Humans are fundamentally hungry beings; you are fundamentally hungry. This is not a flaw, it is by design. We were created—physically and spiritually—to live by, be sustained with, and rejoice in that which comes from outside of us, on something that we need to actually take in to ourselves and make part of ourselves. With the Fall, this disposition of soul was twisted, leading us to feed on anything and everything except that True Food for which we were made. We fill the tank with gravel instead of gas and wonder why the vehicle is torn to shreds from the inside out.
John’s presentation of the Pierced One as Feast is not merely a fascinating example of the Christocentric hermeneutic through which the apostolic mind reads Scripture, it is also a direct answer to the soul-hunger of the human race—to your soul’s hunger and mine. Weaving elaborate typological connections (as beautiful as these are) is not the Evangelist’s goal. Rather, he seeks to give his audience God. John labors with all the power of the Spirit and all the wisdom of his advanced years to call his readers to satiate their inmost longings on that Feast for which “desire” itself—in all of its myriad expressions—was created and in which alone it finds its appointed consummation.
And what is this Feast? It is this: That YHWH God is wholly, only, fully and forever who He declares Himself to be in the Pierced One who is Risen.
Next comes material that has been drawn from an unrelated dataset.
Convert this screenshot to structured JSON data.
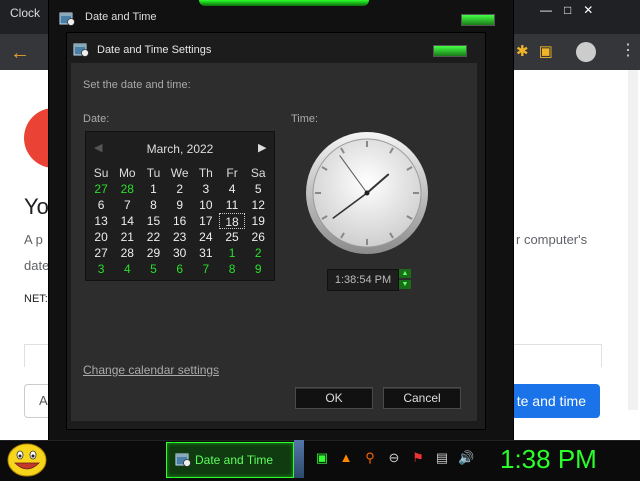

This—Christ Himself, known as the revelation of God, received into our inmost being, fed upon continually by faith such that His beauty, His identity, His love, are woven into the molecular constitution of our souls—this is the Feast toward whom every desire of our hearts strains and in whom our every longing finds its End.
Yes, it is precisely in “looking upon” (John 19:37) this Pierced One as John presents Him—stripped for our shame, crowned with our curse, slain by our death, and yet pouring down the new life of the Spirit as the One who stands risen beyond all death—and believing in this one as the revelation of the Father that we come to feast at the eschatological table and delight ourselves in the good food that is YHWH God Himself.
Here, exalted on the heights of Zion in the radiance of His sufferings is the feast of rich food and well-aged wine, prepared for all who will turn to Him (Isa. 25:6).
Here is the unimaginable substitution of YHWH for humanity—the thrice-holy Lord feasting upon the curse (Isa. 25:7, cf. Gen. 2:17) even as He gives Himself as feast to the accursed unto their everlasting life (Isa. 55:3; cf. Gal. 3:13).
Here is the unbroken Lamb—both slaughtered meal and the standing host (cf. Rev. 5:6), offering his own flesh and blood as nuptial feast with the hands whose wounds swallow up the bride’s every tear (Isa, 25:8; Rev. 5:6, 7:17).
And here, precisely in the love that gives itself without reserve as feast to the undeserving, YHWH God is definitively made known to all the cosmos (Isa. 25:9; John 8:28). Upon the resurrection-illumined table of the cross—where faith receives the seraph-humbling Lord of Isaiah 6, given in the festal immolation of the enfleshed Word as the all-satisfying food of Isaiah 55—the One True God declares the gift of Himself as the most fundamental reality of Himself and, in receiving Himself thus given, the ancient God-hunger of the human soul is satisfied unto eternal life (Isa. 55:3; John 17:3).
“Behold, this is our God; we have waited for Him…This is YHWH…let us be glad and rejoice in His salvation” (Isa. 25:9).